ФОТО ИЗ АРХИВА «ЭКСПЕРТ ЮГ»
Директор сети медицинских клиник «Здоровье», руководитель Совета предпринимателей РО Игорь Симаков

Ситуация борьбы с распространением коронавируса породила массу вопросов, которые мало кто сегодня готов публично обсуждать. «Эксперт ЮГ» такого собеседника нашёл.

Тестирование стало выборочным

— Сайт Стопкоронавирус.рф показывает, что с середины июля среднесуточное количество заболевших в Ростовской области выросло примерно на 30 процентов. Мы видим этот скачок не во всех регионах ЮФО. Ростовская область реально выделяется в худшую сторону?

— У меня нет такого впечатления. Ростовская область очень быстро вошла в десятку наиболее инфицированных регионов и в ней так и держится. Коллеги говорят, что Ростов отличается тем, что люди практически игнорируют маски. Учитывая, что коронавирус — это инфекция, передающаяся преимущественно воздушно-капельным путём, отсутствие масок при достаточной плотности населения обеспечивает и высокий уровень инфицированности населения. Но при этом я понимаю, что мы сейчас выявляем гораздо меньше людей, чем выявляли на входе, когда занимались диагностикой практически всех попавших в поле зрения. Сейчас же у нас достаточно ограниченный круг тех, кто попадает под диагностику. Поэтому я думаю, что реальные цифры, если бы мы использовали те же подходы, которые были в феврале — марте — апреле, были бы гораздо больше.

— В чём смысл выборочной диагностики? Вы точно знаете, что она выборочная?

— Да. Если мы смотрим последний выпуск рекомендаций, указывающих, кого надо подвергать диагностике, мы видим, что там показания меняются.
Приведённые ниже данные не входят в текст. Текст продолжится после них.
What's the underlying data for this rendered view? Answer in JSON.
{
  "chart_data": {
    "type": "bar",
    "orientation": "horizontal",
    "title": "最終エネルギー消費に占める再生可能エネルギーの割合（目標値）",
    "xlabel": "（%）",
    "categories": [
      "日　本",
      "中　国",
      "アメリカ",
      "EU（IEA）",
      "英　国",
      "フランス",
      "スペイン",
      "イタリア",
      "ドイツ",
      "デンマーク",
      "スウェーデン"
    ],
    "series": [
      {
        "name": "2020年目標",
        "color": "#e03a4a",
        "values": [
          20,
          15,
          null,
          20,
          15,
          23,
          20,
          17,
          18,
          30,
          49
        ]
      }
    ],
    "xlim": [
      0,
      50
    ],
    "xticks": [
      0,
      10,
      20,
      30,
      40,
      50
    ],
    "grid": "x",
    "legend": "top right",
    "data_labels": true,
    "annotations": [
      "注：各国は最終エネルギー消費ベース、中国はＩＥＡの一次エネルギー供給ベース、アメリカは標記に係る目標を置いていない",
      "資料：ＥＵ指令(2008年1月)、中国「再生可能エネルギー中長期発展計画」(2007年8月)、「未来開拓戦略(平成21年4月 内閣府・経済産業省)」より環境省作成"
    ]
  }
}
Сейчас шесть показаний: раньше рекомендовали тестировать тотально всех, кто приезжал из-за рубежа, сейчас — только тех, у кого есть признаки инфекционного заболевания. Есть же разница. Далее — лица старше 65 лет, лица контактирующие — врачи и находящиеся в закрытых учреждениях (казармы, тюрьмы, лагеря, дома-интернаты) — и лица с подозрением на внебольничную пневмонию. Раньше смотрели гораздо больше категорий людей — сейчас ограничили. Это официальные данные.

Второе — если раньше у нас лаборатории работали без перерыва, то сейчас у основных служб, которые заняты диагностикой, есть выходные – субботы, воскресенья. Они не работают в таком авральном режиме, который мы видели в том же марте и апреле. То есть явно снизилось количество исследований. Далее — мы практически перестали исследовать эпидемиологические цепочки, когда приезжал, например, человек из Уханя, и мы начинали смотреть всех, с кем он контактировал. Сейчас уже практически не выявляем, потому что очень много контактов.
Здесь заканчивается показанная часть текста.